Jam lima pagi, aku sudah sampai ke sepatu. Waktu merangkak di jam tangan. Aku berjalan bersama sepatuku. Udara segar. “Mari kita bersulang, Kawan,” kataku. Jam terus merayap seiiring detak waktu.

Jam 6 sore aku sampai di angkringan. Karena angkringan berada di dekat pos hansip, kami menginjak batu, kerikil, ingus dan tahi sapi.

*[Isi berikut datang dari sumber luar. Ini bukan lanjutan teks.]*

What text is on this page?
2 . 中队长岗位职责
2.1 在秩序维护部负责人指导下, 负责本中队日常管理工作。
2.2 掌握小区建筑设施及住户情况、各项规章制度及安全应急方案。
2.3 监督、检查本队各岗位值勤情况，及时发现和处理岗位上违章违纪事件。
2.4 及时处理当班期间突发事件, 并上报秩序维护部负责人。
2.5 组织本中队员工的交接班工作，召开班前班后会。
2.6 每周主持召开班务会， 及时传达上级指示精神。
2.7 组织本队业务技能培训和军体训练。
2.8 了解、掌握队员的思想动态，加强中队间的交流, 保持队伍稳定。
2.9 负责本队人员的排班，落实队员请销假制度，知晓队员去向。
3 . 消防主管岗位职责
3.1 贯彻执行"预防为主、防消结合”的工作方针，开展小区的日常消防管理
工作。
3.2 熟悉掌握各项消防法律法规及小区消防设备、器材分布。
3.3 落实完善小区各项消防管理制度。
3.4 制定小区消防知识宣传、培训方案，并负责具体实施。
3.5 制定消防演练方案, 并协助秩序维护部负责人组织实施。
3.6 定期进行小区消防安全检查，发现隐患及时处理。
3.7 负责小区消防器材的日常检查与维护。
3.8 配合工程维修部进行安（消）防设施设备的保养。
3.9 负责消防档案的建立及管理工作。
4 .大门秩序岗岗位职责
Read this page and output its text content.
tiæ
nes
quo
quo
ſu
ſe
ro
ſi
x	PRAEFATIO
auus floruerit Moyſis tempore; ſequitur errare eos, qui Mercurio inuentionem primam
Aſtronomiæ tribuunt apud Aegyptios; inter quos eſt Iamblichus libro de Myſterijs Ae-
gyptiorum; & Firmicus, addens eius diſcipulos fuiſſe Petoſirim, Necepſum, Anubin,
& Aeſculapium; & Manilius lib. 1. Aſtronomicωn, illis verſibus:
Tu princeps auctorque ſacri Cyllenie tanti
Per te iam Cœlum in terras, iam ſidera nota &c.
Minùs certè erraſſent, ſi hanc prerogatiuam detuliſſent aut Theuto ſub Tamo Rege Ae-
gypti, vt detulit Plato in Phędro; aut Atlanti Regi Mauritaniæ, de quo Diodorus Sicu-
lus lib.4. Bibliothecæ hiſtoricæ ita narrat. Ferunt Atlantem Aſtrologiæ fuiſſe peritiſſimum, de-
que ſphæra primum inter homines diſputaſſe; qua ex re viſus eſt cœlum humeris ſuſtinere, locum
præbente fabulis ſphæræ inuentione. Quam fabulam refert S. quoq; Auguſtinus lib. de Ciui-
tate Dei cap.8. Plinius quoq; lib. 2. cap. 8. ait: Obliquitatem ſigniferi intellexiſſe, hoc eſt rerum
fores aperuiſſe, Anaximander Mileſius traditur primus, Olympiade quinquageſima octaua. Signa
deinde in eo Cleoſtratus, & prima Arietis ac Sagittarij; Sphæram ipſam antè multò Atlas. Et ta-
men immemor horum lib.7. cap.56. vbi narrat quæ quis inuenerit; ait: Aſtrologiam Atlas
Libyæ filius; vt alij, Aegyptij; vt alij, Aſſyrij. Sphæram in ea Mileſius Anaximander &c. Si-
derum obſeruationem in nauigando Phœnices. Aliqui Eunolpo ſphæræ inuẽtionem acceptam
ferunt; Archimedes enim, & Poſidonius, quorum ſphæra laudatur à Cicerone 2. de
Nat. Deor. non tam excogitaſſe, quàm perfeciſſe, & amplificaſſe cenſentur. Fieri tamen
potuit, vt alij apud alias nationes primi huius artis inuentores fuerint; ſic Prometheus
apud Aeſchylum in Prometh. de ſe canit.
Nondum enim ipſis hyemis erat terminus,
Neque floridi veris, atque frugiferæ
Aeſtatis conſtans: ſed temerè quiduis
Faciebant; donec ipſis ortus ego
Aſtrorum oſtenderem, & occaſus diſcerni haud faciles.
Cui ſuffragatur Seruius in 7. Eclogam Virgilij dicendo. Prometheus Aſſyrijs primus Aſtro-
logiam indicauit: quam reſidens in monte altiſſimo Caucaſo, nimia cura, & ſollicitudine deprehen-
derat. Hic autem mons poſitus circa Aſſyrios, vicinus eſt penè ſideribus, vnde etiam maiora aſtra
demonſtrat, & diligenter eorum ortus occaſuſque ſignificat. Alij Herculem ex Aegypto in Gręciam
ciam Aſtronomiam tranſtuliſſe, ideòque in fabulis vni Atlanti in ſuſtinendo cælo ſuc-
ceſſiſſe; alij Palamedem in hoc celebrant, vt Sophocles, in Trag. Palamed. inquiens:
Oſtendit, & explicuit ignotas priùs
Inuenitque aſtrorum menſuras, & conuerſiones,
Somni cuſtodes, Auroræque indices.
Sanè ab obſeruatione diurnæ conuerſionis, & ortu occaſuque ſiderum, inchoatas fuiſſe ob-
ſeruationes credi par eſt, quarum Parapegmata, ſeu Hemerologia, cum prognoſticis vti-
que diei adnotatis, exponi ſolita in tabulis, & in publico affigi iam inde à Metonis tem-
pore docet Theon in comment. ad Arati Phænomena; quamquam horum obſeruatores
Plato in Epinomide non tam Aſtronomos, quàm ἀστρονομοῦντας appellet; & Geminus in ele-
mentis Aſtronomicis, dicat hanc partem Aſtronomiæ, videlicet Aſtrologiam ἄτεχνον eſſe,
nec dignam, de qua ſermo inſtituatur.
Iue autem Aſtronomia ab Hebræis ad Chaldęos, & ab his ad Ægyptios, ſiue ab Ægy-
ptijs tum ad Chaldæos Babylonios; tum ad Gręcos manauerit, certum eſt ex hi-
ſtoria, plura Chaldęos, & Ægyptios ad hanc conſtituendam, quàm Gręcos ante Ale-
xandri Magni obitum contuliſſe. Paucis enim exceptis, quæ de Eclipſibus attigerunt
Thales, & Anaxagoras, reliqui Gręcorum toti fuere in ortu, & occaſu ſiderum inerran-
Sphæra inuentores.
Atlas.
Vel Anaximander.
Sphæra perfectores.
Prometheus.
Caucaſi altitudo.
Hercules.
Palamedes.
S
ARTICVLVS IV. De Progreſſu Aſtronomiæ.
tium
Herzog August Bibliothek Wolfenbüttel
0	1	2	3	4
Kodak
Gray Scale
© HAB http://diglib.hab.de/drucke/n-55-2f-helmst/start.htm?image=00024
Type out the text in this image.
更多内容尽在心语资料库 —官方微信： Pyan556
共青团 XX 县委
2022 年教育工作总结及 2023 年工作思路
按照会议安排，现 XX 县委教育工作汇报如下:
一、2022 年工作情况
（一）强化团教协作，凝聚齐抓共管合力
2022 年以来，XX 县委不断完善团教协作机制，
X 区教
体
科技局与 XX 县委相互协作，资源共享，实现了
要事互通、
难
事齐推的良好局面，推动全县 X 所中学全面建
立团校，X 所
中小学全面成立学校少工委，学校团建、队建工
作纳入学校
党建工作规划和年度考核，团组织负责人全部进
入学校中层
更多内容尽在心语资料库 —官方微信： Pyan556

Seperti galibnya sepatu, dia tak pernah mengeluh, hanya membuat tumitku terasa sakit. “Tenang Kawan, sudah kubeli semir lima kaleng untukmu,”  kataku.

Sampai di rumah, sekitar jam 10 malam. Kulepas sepatu dan kusorongkan sepatuku ke kolong ranjang. Dia melambaikan tangan. “Selamat tidur, Kawan.” 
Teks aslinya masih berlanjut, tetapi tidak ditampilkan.